The use of chatbots by brands for customer service purposes has really taken off in 2017 and it looks like the trend will continue in coming years as companies see the value in developing a chatbot capable of handling customer complaints and questions at all hours of the day and night. Unfortunately, a lot of brands are rushing into it and making mistakes as a result. Chatbots are complex computer programs that require extensive testing and lots of trial and error to make them effective. Before you invest the money, you need to have a plan for integrating it into your current customer service strategy. Here are a few things to consider.
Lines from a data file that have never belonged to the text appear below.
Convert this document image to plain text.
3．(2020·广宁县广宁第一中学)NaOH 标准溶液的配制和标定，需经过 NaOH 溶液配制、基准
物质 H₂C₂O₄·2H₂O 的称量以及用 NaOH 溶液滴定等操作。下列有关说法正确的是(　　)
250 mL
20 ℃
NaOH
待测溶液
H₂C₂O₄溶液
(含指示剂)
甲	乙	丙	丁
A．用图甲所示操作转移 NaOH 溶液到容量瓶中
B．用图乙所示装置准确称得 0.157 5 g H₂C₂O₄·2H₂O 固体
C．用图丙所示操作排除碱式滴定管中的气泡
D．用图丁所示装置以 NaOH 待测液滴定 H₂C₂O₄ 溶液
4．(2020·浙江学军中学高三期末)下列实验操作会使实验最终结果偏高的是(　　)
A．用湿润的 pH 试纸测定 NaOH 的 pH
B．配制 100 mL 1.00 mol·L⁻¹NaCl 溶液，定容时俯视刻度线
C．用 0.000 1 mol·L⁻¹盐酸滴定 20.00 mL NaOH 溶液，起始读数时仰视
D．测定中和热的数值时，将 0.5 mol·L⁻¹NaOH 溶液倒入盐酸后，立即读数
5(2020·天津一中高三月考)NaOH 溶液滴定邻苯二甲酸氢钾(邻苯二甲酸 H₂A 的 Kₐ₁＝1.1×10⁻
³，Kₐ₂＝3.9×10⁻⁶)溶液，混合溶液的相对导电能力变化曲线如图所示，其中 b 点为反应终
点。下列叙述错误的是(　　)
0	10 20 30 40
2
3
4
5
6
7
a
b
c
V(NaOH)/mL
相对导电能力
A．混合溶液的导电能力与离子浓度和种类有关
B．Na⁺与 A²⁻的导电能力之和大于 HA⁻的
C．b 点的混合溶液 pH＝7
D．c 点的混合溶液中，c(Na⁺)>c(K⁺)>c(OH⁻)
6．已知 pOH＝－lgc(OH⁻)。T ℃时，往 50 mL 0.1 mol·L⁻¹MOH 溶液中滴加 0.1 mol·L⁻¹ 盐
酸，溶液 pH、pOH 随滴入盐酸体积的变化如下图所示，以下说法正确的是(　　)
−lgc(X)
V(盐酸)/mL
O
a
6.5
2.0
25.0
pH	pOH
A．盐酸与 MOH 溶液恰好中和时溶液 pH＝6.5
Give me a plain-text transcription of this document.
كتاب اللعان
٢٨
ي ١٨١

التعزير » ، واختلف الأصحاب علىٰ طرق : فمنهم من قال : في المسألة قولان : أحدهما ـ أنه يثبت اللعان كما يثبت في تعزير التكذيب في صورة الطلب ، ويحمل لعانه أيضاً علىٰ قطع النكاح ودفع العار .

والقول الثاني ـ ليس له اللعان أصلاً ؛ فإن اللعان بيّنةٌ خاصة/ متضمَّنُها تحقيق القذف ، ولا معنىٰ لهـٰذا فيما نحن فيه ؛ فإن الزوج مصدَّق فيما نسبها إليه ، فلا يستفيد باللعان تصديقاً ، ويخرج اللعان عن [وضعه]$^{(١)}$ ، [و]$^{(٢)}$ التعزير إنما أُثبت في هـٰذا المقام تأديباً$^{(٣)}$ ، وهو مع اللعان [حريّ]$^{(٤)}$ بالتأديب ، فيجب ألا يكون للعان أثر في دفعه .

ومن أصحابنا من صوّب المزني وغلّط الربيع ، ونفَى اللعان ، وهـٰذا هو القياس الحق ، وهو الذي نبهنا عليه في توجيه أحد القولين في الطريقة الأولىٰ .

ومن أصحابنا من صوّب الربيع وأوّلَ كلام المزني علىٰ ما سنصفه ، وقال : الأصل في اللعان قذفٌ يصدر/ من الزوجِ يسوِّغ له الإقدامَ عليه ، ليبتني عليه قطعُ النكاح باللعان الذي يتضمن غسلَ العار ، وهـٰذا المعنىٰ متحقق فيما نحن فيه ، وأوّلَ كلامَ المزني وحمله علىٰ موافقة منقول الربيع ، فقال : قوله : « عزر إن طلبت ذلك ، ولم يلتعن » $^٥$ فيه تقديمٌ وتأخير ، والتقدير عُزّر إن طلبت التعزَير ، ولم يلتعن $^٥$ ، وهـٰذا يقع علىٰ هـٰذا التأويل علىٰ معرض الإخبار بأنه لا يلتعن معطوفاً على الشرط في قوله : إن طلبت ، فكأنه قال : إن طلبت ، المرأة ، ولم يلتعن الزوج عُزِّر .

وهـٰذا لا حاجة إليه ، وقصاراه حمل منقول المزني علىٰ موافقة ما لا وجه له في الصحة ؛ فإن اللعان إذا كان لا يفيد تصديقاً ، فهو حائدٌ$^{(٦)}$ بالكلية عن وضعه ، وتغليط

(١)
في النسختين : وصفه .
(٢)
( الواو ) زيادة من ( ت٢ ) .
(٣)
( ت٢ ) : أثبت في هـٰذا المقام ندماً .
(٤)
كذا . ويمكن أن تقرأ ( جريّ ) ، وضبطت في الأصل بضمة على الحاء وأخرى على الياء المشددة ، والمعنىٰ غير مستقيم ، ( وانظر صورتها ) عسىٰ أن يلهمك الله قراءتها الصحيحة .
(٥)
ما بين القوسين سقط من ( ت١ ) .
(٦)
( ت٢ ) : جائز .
Chatbots aren’t a replacement for human customer service agents
As with many new technologies, chatbots started out with an overhype phase with many claiming that chatbots would allow companies to get rid of customer service teams altogether. If you envision a chatbot that can perfectly resolve any and all customer service interactions alone, you’ll be disappointed. The fact is that the artificial intelligence that goes into chatbot programming simply isn’t capable of perfectly replicating human speech yet. No matter how hard you work to test your bot and correct errors, it will still keep making more of them because it’s impossible to predict every possible interaction it will ever have. A good chatbot can do things that your best live agent never could like remembering forever the relevant personal info of every single customer it chats with. But a live agent you hired yesterday will be able to understand many of the things that a customer says that a chatbot would not be able to understand.
So plan from the start to integrate your chatbot into an existing team and not to try and replace that team with a computer program.
Not every customer will want to talk to your chatbot
Chatbots are great at speeding up wait times because they can reduce call and chat session volume by taking care of some of the simpler matters unassisted. Brands understandably want to direct customers to their chatbot first and to a live agent only if the chatbot fails. But not everyone of your customers will welcome the experience. The Uncanny Valley is a known phenomenon in which people are unsettled by things that are humanlike but not quite human. Plus there will always be customers who prefer the human element in customer service interactions. Be mindful of this demographic by first of all making it clear to customers that they are talking to a bot and not a person up front so they aren’t made uncomfortable when it starts to become apparent. Also give customers an option early on in the interaction to wait for a live agent so that no one feels forced to converse with a bot if they don’t wish to.
Share information
Your chatbot could learn a lot from transcripts of customer service interactions between humans so make those available to your chatbot development team. Likewise, your customer service team will be more adept at catching errors in the way your chatbot is approaching customer service interactions and their access to chatbot-customer interactions can be helpful in catching and fixing these mistakes. The better your company is and sharing information between the human and computer elements of your customer service strategy, the better off you’ll be.